Decisi di andare a fare un giro e magari passare a prendere qualcosa da Starbucks. Presi la mia giacca di pelle nera, le chiavi della mia moto e il casco e girai per la città un po' a caso. Finalmente dopo un paio di ore che ero in giro mi decisi di andare a prendere qualcosa da bere e andai da Starbucks dove presi un semplice frappuccino. Dopo aver preso la mia ordinazione decisi di camminare nel parco di fronte al bar. Mi sedetti su una panchina e osservai il via vai delle macchine. Ad un certo punto vidi un bambino indicarmi e la madre che lo sgridò dicendogli che non si faceva. Il bambino mi continuava a fissare, allora io alzai la mano e lo salutai sorridendo. Il piccolo venne verso di me e mi guardò con occhi sgranati.
- Sei una fata?-. Mi chiese indicando i miei capelli mezzi verdi e mezzi neri.
- Si, sono qui per proteggere i bambini speciali come te che mi vedono-. Gli risposi sorridendo.
- Io sono speciale?-. Mi chiese teneramente.
- Si, sai solo pochi bambini possono vedermi e tu sei uno tra quelli-. Gli spiegai.
Il bimbo corse dalla mamma tutto sorridente quello che gli avevo raccontato e la madre mi guardò sorridendo e poi prese in braccio il piccolo e se ne andò. Fatti di questo tipo mi capitavano tutti i giorni e mi piaceva alimentare la fantasia dei bambini facendogli credere che fossero speciali.
Ritornai a casa e mentre parcheggiai sentii un grido nel vicolo a fianco casa mia. Mi precipitai a vedere cosa stesse succedendo e vidi Spider-Man che era intrappolato in un campo di forza blu. C'erano anche due uomini vestiti di nero che guardavano il ragazzo intrappolato ridendo per poi correre via.
Io mi precipitai a liberare l'eroe. Fortunatamente il campo di forza consisteva in sei piccoli aggeggi che se messi in una particolare combinazione creavano quel campo di forza. Ne staccai uno e il giovane eroe cadde per terra. Con fatica si alzò per guardarmi in faccia e cadermi addosso.
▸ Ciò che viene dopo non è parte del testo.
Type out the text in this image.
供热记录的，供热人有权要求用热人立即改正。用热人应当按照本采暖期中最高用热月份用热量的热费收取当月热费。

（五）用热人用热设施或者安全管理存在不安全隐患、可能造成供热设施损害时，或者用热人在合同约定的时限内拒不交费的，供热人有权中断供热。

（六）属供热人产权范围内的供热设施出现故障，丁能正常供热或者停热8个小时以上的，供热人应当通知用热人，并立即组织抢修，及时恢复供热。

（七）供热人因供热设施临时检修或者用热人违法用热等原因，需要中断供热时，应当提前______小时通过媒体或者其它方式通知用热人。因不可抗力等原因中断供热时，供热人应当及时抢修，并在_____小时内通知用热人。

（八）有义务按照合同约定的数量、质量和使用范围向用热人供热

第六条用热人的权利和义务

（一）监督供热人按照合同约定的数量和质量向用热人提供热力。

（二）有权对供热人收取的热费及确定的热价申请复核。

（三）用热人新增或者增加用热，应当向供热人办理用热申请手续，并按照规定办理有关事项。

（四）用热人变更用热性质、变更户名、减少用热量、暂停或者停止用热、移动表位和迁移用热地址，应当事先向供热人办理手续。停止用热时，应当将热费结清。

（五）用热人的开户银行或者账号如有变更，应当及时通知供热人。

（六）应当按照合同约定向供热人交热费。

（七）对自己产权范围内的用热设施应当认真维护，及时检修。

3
Non sapendo cosa fare lo presi sottobraccio e lo portai in casa. Lo stesi sul divano. Non sapendo come fare cercai di svegliarlo con metodi tranquilli, ma quando capii che per risvegliarlo sarebbe servito qualcosa di più mi alzai e andai in cucina. In cucina presi una bacinella e la riempii di acqua gelata. Cercando di non versarmi l'acqua addosso andai dove era sdraiato Spider-Man e gli buttai in faccia l'acqua. Lui si tirò su di scatto per poi guardarsi attorno confuso. Si alzò e iniziò a camminare avanti e indietro per la sala.
- Ciao-. Dissi semplicemente.
Lui si voltò e mi guardò a lungo.
- Chi sei e perché sono qui?-. Mi chiede.
- Sono Sam e sei qui perché eri svenuto e non li andava di lasciarti in mano a qualche delinquente-. Gli spiegai.
- Oh, grazie mille, allora-. Detto questo uscì dalla finestra senza darmi il tempo di rispondergli.
- Comunque prego-. Gridai dalla finestra.
Guardai la macchia d'acqua che si era formata sul pavimento e sul divano. Presi un paio di stracci e mi accinsi ad asciugare quella pozzanghera.
Dopo averla asciugata mi misi a leggere, era rilassante e i libri mi trasportavano in un altro mondo. Grazie agli scrittori e a tutti i loro mondi immaginari creati da loro ne avevo iniziato a creare uno tutto mio. Certo non era bello quanto quello dei libri, ma era il mio luogo, era il mio rifugio e la mia casa e mi piaceva starci. Purtroppo questa volta non riuscì a concentrarmi. La mia mente vagava sull'episodio appena vissuto e con l'immagine dell'eroe che saltava dalla mia finestra mi addormentai.